La Parca se cruzó para arrebatarle al sentido de su vida, su esposa. En el Hospital de Estella, la escena era desgarradora a la una de la madrugada. No quería despegarse del cuerpo de quien había sido su norte y su sur, lloroso, con voz pendiente de un hilo ese hombre de firmeza exigida, de fortaleza de carácter, incluso de genio cuando estimaba que algo no era justo. Ahí llegó su segunda orfandad, mucho más difícil de llevar, ya superada la setentena. No lo entendía, no era justo, estaba enfadado con Dios... pero no dejaba de acudir semanalmente a Misa, a cumplir con el precepto, a intentar hallar la vía de comunicación con la persona que anhelaba recuperar. Inundado por un manto de tristeza sin remisión, soportó un infarto y siguió con su espontáneo plan de vida, agricultura doméstica para dotar a las hijas de verduras y ya abandonada la recolección de caracoles y pesca de cangrejos. Seguía siendo ese hombre franco cuya intolerancia fundamental era a la doblez.

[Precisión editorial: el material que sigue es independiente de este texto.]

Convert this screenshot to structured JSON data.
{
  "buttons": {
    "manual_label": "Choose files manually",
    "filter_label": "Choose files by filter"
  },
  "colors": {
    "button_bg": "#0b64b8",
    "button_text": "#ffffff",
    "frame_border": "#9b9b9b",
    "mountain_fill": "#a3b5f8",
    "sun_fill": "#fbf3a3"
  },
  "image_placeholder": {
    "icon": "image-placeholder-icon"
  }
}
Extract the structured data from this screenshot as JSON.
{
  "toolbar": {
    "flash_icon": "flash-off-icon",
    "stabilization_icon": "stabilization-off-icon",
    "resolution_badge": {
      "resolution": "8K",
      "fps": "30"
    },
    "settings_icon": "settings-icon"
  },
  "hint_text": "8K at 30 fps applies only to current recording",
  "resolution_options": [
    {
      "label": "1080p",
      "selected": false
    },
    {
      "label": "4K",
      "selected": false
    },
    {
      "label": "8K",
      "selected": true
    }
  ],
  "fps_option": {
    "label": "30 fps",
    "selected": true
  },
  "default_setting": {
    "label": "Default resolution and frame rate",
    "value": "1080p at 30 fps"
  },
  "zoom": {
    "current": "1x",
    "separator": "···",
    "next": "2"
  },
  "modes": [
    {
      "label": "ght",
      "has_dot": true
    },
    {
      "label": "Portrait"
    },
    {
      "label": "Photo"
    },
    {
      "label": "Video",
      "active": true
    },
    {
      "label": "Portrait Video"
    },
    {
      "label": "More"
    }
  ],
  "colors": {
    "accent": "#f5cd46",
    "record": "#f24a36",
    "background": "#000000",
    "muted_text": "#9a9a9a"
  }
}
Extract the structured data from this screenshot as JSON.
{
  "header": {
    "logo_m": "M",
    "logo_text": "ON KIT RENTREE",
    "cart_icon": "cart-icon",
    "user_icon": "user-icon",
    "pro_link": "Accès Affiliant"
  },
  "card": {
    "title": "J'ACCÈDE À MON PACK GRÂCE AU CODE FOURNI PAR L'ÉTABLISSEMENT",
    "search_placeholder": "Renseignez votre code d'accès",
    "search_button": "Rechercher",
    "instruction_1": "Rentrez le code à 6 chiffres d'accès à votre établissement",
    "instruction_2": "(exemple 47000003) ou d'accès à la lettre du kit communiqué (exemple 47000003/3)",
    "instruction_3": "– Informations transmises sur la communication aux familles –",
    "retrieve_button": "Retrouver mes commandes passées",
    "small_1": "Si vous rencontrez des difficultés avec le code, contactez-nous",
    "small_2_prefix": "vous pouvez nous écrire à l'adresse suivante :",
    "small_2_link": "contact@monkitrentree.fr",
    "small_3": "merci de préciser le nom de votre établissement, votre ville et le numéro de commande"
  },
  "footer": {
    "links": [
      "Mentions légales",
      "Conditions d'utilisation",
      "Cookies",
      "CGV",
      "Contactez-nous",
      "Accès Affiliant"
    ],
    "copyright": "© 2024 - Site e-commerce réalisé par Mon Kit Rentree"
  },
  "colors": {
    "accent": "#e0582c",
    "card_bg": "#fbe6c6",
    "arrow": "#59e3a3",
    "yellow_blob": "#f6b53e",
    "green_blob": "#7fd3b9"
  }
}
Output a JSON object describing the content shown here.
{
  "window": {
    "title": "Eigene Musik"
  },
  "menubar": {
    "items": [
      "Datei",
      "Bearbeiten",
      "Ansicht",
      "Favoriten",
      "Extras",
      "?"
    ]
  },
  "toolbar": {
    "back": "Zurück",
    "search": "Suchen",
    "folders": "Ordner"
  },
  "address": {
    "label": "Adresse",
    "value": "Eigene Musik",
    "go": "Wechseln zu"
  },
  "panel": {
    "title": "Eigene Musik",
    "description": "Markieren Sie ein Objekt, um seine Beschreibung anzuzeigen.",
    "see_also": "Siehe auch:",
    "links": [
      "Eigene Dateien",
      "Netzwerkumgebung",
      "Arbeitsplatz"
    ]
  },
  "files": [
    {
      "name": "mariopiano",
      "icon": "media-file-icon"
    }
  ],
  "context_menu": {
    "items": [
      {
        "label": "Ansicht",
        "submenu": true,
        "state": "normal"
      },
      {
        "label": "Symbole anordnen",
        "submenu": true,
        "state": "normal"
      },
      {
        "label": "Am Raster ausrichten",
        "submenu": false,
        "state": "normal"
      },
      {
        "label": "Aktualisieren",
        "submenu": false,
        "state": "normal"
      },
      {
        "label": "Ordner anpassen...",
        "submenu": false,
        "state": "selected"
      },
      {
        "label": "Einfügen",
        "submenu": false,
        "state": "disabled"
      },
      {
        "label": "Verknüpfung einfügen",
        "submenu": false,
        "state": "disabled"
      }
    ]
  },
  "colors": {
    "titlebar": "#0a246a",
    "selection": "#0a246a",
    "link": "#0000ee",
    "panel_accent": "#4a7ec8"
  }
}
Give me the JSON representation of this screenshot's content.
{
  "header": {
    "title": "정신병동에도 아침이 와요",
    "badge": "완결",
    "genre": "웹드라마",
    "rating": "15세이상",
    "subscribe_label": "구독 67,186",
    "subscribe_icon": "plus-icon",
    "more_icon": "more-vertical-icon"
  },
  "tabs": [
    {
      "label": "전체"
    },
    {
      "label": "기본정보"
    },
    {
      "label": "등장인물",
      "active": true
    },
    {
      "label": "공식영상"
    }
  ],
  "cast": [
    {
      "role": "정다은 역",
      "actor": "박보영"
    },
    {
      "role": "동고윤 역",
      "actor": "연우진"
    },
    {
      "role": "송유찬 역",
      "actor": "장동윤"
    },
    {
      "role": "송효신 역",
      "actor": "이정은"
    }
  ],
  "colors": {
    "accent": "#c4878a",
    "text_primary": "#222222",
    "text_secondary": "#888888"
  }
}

Recién cumplidos los 80, la tercera orfandad. Le dejó de lado la memoria, le robó incluso la consciencia de su Pili, y de sus hermanas, y hasta de sus hijas. Radicalmente. Quizás las maldades buscan la traición como método para arrebatar los patrimonios de la integridad de la persona. Alzheimer atacó con saña y asestó un golpe seco. Segó los recuerdos de cuajo. Y, a partir de ahí, Antonio vivió en una dimensión de la que apenas salía en algún arrebato de retorno a la realidad, hasta el apagón final. Han sido casi trece años en los que, curiosamente, nos ha vuelto a enseñar una lección de vida: concienciarnos sobre la severidad y la conveniencia de investigar una enfermedad cuya peculiaridad es que, al contrario que en las tómbolas, toca con bastante certeza a muchos de los que nos vamos acercando hacia estadios de senectud. Es lo que tiene el envejecimiento de la población, que estadísticamente la posibilidad de enfermedad neuronal se acrecienta.

La Huesuda le había acechado en reiteradas ocasiones. Le hospitalizaba pero no conseguía llevárselo. Fuerte como un roble,  ni siquiera ser huérfano de memoria le debilitaba. Primero las hijas, luego las monjas y profesionales de la residencia, le propiciaban la medicina natural para resarcir sus enfermedades y sus heridas, detectadas por complejos métodos y tecnologías de diagnóstico ante su dificultad para definir sus males y dolores. Esta vez sí, inopinadamente porque este martes le iban a dar el alta en el Hospital de Estella. Se desplomó por un precipicio que se apreciaba en su rostro, miró hacia adelante, saludó a cuatro o cinco personas de su pasado (¿qué hay realmente en el interior de una persona con alzhéimer?), y expiró. En paz con la vida, que tantos obstáculos le interpuso. Quizás para demostrar su valía en el dia del Juicio Final. Aunque estoy convencido de que ahí no hay otro veredicto que el de la eternidad, admitiría un epitafio como el de la tumba de Miguel de Unamuno: Méteme, Padre Eterno, en tu pecho, misterioso hogar, dormiré allí, pues vengo deshecho del duro bregar. Antonio, que llega deshecho de su duro bregar, ya reposa bajo la lápida que le ha reunido con su Pilar Romero. Y el epitafio, no escrito, queda en el aire que rodea el camposanto de Lodosa: Ha muerto un buen hombre.